Ontem, na tomada de posse da comissão eventual contra a corrupção, o Presidente da Assembleia da República, Jaime Gama, disse esperar que dos trabalhos desta comissão pudesse sair “não um texto sociológico mas um conjunto de medidas legislativas que impliquem alterações ao quadro legal”. Vera Jardim, na sua resposta, afirmou não poder estar mais de acordo com o Presidente da Assembleia e reiterou que nessa comissão não se faria filosofia mas ia dar-se um contributo muito sério para defrontar este problema. Acho muito bem que tenham esclarecido estas questões logo no primeiro dia. Ia ser chato se no fim dos trabalhos da comissão Jaime Gama fosse obrigado a elogiar o excelente tratado sobre a corrupção que Vera Jardim e os colegas tinham escrito. Também não deixa de ser simpático que tenha havido esta troca de impressões em público. Tem alguma coisa de amigos, do estilo “epá, agora vejam lá se trabalham e não passam o tempo a engonhar”. Contudo, é perigoso se aparecerem imitadores no topo dos órgãos de soberania. Afirmar o que esperam e não esperam dos empossados para um qualquer cargo pode ser levado a mal. Um conselho do género “espero que faça alguma coisa de útil e não me escreva um livro a dar conselhos” pode chegar a ser ofensivo se dito sem a arte de Jaime Gama e a boa disposição da comissão eventual contra a corrupção.
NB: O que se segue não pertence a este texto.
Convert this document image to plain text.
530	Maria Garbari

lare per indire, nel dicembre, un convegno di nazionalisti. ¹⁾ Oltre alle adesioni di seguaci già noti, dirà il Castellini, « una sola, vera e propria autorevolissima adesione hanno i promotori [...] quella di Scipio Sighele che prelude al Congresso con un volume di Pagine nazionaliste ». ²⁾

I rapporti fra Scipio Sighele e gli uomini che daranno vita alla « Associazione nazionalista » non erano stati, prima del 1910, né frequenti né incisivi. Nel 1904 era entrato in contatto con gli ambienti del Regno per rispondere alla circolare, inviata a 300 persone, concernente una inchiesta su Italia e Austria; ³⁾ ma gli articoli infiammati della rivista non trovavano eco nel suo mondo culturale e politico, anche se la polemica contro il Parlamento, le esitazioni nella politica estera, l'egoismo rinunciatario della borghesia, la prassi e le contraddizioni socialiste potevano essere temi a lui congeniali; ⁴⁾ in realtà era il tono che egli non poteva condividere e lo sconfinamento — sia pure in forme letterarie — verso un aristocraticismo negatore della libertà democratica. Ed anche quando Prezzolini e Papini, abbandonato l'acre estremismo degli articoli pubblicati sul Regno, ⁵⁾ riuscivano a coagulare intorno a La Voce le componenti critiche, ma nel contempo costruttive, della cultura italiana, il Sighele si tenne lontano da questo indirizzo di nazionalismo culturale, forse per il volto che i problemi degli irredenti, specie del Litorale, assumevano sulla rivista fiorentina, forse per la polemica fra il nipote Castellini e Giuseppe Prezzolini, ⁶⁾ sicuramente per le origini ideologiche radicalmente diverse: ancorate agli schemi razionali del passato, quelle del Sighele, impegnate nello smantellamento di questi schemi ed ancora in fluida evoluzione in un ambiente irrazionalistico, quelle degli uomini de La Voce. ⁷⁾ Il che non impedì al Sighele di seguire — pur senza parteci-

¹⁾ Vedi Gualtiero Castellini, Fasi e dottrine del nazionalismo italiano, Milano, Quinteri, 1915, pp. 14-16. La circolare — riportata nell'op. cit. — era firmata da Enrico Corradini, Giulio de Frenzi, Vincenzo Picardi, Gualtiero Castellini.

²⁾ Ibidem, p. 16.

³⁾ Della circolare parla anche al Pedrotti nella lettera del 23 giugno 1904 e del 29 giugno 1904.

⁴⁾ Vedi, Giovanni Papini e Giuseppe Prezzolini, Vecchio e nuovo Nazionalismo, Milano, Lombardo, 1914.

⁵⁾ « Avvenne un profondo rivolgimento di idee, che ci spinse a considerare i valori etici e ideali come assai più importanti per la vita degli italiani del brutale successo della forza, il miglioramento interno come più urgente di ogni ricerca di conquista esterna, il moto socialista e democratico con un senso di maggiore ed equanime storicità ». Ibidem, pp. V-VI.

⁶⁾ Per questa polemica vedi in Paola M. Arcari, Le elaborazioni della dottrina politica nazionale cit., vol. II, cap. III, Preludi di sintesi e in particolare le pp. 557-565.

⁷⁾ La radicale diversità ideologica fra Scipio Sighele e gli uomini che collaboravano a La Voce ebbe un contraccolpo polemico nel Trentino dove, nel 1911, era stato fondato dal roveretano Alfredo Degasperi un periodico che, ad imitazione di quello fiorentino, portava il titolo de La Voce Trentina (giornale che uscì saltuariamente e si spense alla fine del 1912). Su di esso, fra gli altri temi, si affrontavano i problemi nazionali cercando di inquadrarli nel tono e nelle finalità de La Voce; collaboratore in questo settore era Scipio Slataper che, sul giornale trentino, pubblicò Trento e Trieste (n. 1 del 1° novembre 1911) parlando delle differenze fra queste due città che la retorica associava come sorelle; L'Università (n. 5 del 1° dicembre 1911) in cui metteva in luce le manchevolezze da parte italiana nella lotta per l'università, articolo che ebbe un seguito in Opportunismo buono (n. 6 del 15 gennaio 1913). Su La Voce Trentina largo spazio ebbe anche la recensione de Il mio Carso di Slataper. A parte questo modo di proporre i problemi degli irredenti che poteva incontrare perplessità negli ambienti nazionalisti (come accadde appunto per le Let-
Não imagino um “espero isto e não aquilo” dito por Cavaco a Sócrates nem por Sócrates a Cavaco. Também não imagino o Presidente do Supremo Tribunal de Justiça a dizer o mesmo ao Procurador-geral da República nem vice-versa. Bem vistas as coisas não vejo ninguém a dizer ou a escutar “espero não um texto sociológico mas um conjunto de medidas” sem que dê bronca. Só Jaime Gama e Vera Jardim. É estranho. Fora isso, tudo bem.